HOME RULE IN HISTORY[ToC]

Grattan's Parliament was the first Parliament with full legislative authority possessed by Ireland since the time of Henry VII. It existed for nearly twenty years, and in that brief time it did a great work for Ireland. If we look for its epitaph we shall find it, strangely enough, in the words spoken in 1798 by the man who pursued Grattan's Parliament with his venomous hate, and finally compassed its doom—the famous Irish Chancellor, Lord Clare:—

"There is not a nation on the face of the habitable globe which has advanced in cultivation, in agriculture, in manufactures, with the same rapidity, in the same period, as Ireland."[65]

But, great and splendid as was Grattan's victory, there were two points of weakness in the settlement of 1782, soon to be revealed by experience. One was that although the Irish Parliament obtained the right of legislation, the appointment of the Government and the Executive was still placed in the hands of the Irish Privy Council, and therefore of the British Central Government. That meant, in the end, that the British Government still possessed the leverage for recovering the powers of legislative initiative and legislative veto.

As far as Ireland possessed separate executive powers, she used them with loyalty and patriotism. Take, for instance, her finance. Ireland possessed, under the settlement, a separate Irish Exchequer, and the British Government could levy no war taxes in Ireland, except with the consent of the Irish Parliament. That gave to the Irish Parliament an immense power of checking and hampering England in her struggle against Napoleon. If we were to judge from some of the talk heard at the present moment, one would take for granted that Ireland must have refused all help to England in that struggle.

On the contrary, the Irish Parliament voted sums freely to Pitt for the wars against France. The Irish statesmen would have no dealings with the English Whigs in their pro-French policy. Like that other great Irishman, Edmund Burke, Grattan was opposed to the spirit of the French Revolution. In that great European crisis Ireland showed herself what she really is—a nation inclined in all essentials to conservative rather than revolutionary ideas.

"CATHOLIC EMANCIPATION"

But it was the existence of a separate external executive, gradually limiting the legislative powers of the Irish Parliament, that finally brought out the gravity of the other signal defect in the settlement of 1782. That defect was the failure to effect a complete settlement of the Catholic question. For the Irish Parliament, even after 1782, was still confined to Protestants. Could any reasonable man call that a final solution of the problem of government in a country where four-fifths of the people were Catholics? With a truer foresight than Grattan, Flood desired that the Volunteers should refuse to lay down their arms until the Catholic question had been settled. But Grattan, still filled with that spirit of generous trust which has been the undoing of so many noble Irishmen, refused to use the military power for any further exaction of terms. He disbanded the Volunteers.

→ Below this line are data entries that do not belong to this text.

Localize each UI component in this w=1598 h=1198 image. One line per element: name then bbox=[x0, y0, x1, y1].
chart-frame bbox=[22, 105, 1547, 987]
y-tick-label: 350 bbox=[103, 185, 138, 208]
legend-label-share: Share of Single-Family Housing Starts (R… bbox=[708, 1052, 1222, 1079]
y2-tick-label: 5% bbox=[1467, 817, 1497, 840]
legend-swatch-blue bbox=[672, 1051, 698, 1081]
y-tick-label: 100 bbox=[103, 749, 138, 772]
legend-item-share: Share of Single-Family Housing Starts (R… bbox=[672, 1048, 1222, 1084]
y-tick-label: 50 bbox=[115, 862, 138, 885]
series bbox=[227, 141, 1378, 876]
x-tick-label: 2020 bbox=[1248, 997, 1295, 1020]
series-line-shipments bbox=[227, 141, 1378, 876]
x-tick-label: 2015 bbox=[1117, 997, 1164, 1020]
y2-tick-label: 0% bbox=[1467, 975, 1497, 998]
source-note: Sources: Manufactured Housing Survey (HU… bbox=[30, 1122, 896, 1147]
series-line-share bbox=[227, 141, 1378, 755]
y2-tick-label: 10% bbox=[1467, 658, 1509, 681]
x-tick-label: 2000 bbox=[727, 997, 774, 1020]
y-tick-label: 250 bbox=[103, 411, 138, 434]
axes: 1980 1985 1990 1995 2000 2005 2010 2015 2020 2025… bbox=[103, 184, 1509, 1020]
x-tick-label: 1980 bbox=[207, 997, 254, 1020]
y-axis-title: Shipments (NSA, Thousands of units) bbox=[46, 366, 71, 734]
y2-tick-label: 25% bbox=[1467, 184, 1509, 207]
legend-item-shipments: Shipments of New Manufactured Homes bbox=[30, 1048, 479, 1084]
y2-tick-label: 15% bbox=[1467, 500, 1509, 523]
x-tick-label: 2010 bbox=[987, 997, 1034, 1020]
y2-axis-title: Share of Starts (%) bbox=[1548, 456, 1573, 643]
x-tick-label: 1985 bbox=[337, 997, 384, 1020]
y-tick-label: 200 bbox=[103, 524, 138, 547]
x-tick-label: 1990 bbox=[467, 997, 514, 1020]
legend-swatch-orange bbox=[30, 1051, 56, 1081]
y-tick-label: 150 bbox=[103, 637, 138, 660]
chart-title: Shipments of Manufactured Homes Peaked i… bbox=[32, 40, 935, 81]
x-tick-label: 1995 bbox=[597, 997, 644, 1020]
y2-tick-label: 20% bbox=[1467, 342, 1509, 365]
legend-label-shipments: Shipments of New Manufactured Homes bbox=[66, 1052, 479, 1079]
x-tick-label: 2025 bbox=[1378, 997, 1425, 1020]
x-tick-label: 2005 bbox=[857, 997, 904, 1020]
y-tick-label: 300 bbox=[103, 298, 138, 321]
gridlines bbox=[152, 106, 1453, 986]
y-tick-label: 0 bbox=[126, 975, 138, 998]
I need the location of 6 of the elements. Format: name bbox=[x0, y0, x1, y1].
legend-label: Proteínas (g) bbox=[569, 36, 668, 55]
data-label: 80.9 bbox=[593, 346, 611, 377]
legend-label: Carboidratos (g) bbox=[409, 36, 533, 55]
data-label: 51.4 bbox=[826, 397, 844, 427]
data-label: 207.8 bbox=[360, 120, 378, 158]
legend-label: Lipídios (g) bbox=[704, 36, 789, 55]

Grattan trusted that once the Irish Parliament was endowed with full powers, the Catholic question would settle itself. He could rely with certainty on his own Protestant followers. He persuaded them to repeal the penal laws. He prevailed upon them to extend the franchise to the Catholic peasant. Both those great reforms were passed through the Irish Parliament in the fulness of its strength and power, and the British Government were compelled to acquiesce. But there Grattan reached the limit of his authority. There was one more great step which had to be taken before the Catholic claims could be satisfied. It was necessary to concede the right to a Catholic, as to a Protestant, to sit in the Irish Parliament. When Grattan made that proposal, he found himself faced with new forces. The British Government and the Ascendancy Party in Ireland had already begun to regain their hold over the Irish Parliament. The forces of patronage and corruption were already at work.

If those had been the only powers Grattan might have defeated them. Neither he nor his admirers were perhaps wholly aware of what we now know to be the centre of this resistance—the dogged, almost insane, obstinacy of George III. Pitt indeed had already lost his earlier reforming zeal. The shadow of the French struggle had already fallen across his path, and had already shaken his early faith in freedom and progress. But if Pitt had been left alone he might still have done justice. It was George III. that lost us the soul of Ireland, as he lost us both the body and soul of North America.